Pero alguien tendrá que ponerse a la tarea con los adolescentes suicidas, ¿quién los atenderá cuando estemos agotados y no haya relevo? Somatizaciones, problemas anímicos, de agresividad, adicción a las tecnologías y desórdenes del sueño; es el sector que, después de los ancianos y sanitarios, más acusa la fatiga pandémica. La frecuencia de crisis se ha disparado de tal manera que pronto abreviaremos la acogida, la reproduciremos en serie, protocolaria y enclenque, en su versión magra, desprovista de sustancia. En un país que ni siquiera tiene aprobada la especialidad de psiquiatría infantil, no se prevé la pronta llegada de refuerzos.
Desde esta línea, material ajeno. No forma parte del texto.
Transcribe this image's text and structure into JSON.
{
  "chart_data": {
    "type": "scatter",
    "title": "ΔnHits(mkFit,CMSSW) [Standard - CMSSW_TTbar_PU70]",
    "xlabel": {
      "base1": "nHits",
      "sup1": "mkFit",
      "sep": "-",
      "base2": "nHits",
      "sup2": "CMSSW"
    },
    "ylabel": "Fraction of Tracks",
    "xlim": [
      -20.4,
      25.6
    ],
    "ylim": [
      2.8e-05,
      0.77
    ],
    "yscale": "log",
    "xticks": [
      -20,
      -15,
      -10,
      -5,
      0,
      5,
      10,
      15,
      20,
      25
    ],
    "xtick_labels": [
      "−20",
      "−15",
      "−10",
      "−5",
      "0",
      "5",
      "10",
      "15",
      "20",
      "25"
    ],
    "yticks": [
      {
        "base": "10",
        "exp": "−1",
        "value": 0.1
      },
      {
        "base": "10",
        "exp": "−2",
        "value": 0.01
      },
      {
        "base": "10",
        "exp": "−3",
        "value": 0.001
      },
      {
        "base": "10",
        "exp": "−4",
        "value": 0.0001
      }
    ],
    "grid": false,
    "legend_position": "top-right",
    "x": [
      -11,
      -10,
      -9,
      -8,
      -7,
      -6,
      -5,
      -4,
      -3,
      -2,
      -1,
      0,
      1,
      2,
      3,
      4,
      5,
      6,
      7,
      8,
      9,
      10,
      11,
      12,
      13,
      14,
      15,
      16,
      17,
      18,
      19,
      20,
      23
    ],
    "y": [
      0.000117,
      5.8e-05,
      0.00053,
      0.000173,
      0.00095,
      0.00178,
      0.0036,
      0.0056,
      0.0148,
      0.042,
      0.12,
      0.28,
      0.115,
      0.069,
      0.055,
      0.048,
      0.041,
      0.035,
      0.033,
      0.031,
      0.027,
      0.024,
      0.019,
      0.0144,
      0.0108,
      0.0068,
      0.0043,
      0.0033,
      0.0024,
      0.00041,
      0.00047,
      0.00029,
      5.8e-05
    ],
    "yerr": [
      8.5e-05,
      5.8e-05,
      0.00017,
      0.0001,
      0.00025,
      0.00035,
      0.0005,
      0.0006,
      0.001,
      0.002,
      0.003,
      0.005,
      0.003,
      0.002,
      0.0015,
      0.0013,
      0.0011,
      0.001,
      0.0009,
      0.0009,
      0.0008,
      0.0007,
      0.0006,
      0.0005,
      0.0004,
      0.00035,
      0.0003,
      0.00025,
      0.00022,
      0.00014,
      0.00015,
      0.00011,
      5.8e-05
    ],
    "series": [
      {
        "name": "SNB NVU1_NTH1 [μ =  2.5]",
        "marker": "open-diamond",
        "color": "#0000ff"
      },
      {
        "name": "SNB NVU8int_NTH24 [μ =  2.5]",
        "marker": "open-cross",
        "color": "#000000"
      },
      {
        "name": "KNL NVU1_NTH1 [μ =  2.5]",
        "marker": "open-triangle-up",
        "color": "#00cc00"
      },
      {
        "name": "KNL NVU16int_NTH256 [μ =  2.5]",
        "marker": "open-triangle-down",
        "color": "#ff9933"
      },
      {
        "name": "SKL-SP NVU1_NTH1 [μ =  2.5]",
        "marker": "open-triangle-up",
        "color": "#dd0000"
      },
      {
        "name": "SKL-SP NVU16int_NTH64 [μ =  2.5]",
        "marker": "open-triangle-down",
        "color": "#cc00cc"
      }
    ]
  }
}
El reto abarca más allá de lo sanitario: educadores, familias, vecinos, voluntarios...
Pero los adultos también estamos secuestrados por nuestra vida digital y a veces temo que, en unos cuantos años, poca gente recuerde los códigos de una escucha a la manera analógica.
“Preocupan las conductas suicidas de los más jóvenes en relación con la pandemia”, dice Tabarés, el nuevo comisionado valenciano para la Salud Mental. parece el nuevo Quijote de los planes de salud mental, desanuda la esperanza amordazada del sector, abre sonrisas pero también bostezos maliciosos, ¿cuántos planes se han dado ya? Rafa está ilusionado con el catedrático, cree que sí, cree que por fin ya. Nos felicitamos por su visibilidad, el nuevo cargo no ha dejado de crear titulares y éste de los suicidios es, sin duda, es el que capta la atención de los redactores sensibles.
Rafa me trae una edición en papel de El País donde el comisionado domina la sección de Sociedad con pose de existencialista francés (gabardina incluida). Me emociono, me digo sí, creo que sí, creo que por fin ya. Los ojos se me escapan a la página vecina, en la que un hombre posa junto a su perro frente al Congreso: reclama una ley justa en el reparto de mascotas en los divorcios. Ambos hablan de justicia, de indefensión. Ambos se abrigan con una gabardina color avellana y brillan por encima de Fernando Simón, a quien marginan en un recuadro insulso bajo sus pies. El uno mira al cielo de la Academia, el otro a su perro. Juego un instante a las siete diferencias antes de leer que la Cámara declara por fin que los animales son seres con sensibilidad. En este punto, como en necesidad de un plan transversal de salud mental, brota un sorprendente consenso entre los grupos políticos. Deshumanizarnos es lo único que nos lleva a ser humanos.